Telegram hacker sentenced to 20 years in Brazil


Walter Delgatti, known as the Vaza Jato Hacker, will spend 20 years in prison and pay a fine for hacking into the Telegram accounts of important government officials.

Delgatti was sentenced for crimes such as hacking into a computer device, criminal organization, money laundering, and interception of communications.

The decision can be appealed but experts in the country say leniency is highly unlikely as Delgatti had hacked the famous Operation Car Wash. This was a special investigation into corruption cases involving government officials and other politicians.

Delgatti was detained in 2019 on suspicion of hacking into the Telegram accounts of prominent figures, including former Justice Minister Sérgio Moro, former Economy Minister Paulo Guedes, and former prosecutor Deltan Dallagnol, a member of the Operation Car Wash task force.
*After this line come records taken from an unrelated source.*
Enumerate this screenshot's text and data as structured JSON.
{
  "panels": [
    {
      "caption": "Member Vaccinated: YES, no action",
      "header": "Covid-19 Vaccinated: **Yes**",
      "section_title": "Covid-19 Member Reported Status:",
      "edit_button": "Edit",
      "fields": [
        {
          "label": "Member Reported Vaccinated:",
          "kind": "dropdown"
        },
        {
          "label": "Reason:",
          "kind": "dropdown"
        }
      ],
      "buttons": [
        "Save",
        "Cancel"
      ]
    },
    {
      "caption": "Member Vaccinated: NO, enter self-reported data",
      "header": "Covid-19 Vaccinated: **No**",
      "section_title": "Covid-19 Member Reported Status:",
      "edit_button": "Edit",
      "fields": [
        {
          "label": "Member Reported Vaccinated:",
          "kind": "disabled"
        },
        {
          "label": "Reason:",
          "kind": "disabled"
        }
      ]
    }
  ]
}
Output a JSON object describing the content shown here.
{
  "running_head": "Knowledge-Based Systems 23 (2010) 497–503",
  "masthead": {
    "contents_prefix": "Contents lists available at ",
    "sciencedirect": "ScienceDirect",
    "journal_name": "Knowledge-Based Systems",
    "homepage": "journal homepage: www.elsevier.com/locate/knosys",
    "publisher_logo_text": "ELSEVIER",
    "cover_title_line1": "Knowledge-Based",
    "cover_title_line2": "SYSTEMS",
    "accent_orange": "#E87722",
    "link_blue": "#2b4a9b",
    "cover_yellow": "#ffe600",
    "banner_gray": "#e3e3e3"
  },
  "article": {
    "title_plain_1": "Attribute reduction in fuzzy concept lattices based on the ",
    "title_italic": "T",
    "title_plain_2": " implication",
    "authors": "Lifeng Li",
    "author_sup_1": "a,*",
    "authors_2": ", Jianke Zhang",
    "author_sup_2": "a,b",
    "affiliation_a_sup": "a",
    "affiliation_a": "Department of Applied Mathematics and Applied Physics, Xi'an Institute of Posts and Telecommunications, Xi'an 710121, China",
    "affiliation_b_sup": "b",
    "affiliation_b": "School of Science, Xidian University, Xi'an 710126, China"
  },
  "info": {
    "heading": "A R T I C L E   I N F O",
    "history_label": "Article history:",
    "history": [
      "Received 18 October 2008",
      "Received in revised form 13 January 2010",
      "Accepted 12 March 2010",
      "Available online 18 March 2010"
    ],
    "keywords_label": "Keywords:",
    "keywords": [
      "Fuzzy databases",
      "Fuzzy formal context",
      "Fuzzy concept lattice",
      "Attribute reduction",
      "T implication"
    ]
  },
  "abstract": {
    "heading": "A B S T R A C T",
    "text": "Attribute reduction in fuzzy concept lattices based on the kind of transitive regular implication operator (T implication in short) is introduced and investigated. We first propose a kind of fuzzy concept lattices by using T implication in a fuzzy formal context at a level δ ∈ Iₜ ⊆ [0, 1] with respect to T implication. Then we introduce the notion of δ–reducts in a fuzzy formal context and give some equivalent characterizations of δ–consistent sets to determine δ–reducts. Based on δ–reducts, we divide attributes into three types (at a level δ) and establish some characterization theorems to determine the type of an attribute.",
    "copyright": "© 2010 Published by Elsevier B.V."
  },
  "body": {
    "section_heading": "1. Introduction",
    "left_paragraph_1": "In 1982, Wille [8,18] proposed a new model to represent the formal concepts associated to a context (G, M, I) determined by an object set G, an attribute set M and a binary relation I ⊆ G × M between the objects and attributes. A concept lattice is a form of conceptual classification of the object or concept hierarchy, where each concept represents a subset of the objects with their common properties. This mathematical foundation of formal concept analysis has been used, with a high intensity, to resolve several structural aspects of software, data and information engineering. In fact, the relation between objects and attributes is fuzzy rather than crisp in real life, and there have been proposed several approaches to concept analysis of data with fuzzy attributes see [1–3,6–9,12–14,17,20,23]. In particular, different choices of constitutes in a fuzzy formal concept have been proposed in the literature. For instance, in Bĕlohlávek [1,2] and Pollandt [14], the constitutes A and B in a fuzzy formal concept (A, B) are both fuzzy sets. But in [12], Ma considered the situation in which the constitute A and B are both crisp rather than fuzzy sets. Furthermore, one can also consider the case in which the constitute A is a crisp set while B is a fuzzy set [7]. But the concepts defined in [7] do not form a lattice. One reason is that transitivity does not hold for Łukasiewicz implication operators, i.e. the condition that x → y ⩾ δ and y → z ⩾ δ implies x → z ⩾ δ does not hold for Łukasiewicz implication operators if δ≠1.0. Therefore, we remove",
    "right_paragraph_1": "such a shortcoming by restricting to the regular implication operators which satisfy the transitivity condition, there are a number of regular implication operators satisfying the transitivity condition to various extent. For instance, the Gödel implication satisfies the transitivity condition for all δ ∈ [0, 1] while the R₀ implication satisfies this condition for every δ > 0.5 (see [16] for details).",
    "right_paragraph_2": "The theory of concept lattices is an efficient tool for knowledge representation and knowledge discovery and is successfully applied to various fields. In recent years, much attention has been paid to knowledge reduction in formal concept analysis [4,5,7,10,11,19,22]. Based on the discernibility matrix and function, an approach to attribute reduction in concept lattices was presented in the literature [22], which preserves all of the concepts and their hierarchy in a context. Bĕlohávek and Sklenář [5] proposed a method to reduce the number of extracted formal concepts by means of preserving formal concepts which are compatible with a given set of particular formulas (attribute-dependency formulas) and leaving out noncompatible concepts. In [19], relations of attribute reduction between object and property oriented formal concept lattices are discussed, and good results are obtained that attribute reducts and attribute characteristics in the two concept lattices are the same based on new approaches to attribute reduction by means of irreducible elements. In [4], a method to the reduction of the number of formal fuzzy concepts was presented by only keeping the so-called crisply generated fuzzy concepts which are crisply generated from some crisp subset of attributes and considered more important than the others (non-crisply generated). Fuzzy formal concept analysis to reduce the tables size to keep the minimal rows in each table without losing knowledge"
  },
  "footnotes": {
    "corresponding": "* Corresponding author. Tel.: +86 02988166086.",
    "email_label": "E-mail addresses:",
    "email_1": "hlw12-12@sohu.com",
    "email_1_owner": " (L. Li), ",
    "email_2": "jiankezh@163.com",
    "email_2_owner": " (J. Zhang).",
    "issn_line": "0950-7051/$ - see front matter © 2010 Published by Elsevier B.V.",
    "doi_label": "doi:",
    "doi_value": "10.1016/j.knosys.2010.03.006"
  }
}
The hacker had breached hundreds of Telegram accounts, the court established. Delgatti had attempted to sell the pilfered Telegram – a encrypted messaging app that was briefly suspended in Brazil in April 2023 – conversations to the media for around $40,000, the judge said.

Delgatti himself has consistently claimed that he wanted to fight “injustices” allegedly committed during the special operation. But the sentence clearly outlines that the hacker peddled the ill-gotten information such as bank details on criminal forums online.

"To gain insight into Walter Delgatti's fraudulent techniques, a recorded conversation reveals Delgatti posing as the individual responsible for a financial institution's technical and security domain. He guides a bank customer through the installation of a malicious program by updating the customer's computer," the judge concluded, according to agenciaBrasil.

However, even if Delgatti is going down, it seems he wants to take Jair Bolsonaro, the former president of Brazil, with him.

Earlier this month, Reuters reported that Delgatti told a congressional inquiry that Bolsonaro had asked him to tamper with an electronic voting machine to show that the country’s electoral system was vulnerable to fraud during last year’s presidential campaign.

The hacker told lawmakers that he met with Bolsonaro in August 2022, who asked him to discuss the idea with experts at the defense ministry and offered to pardon him if he suffered legal consequences. Delgatti said he never managed to hack a voting machine but was still paid.

"He gave me a blank check to do what I wanted with the voting machines," Delgatti told the inquiry. "The idea was to take a machine so I could install my app there and show the population that it is possible to press the button for one vote and end up with another."

An electoral court earlier declared Bolsonaro ineligible for public office until 2030 for abusing his presidential powers to undermine trust in Brazil's electoral system.

Allies of Bolsonaro, who narrowly lost last year’s election to Luiz Inacio Lula da Silva but never admitted defeat, fear he could eventually face criminal charges. He is already facing several investigations into his attacks on the voting system.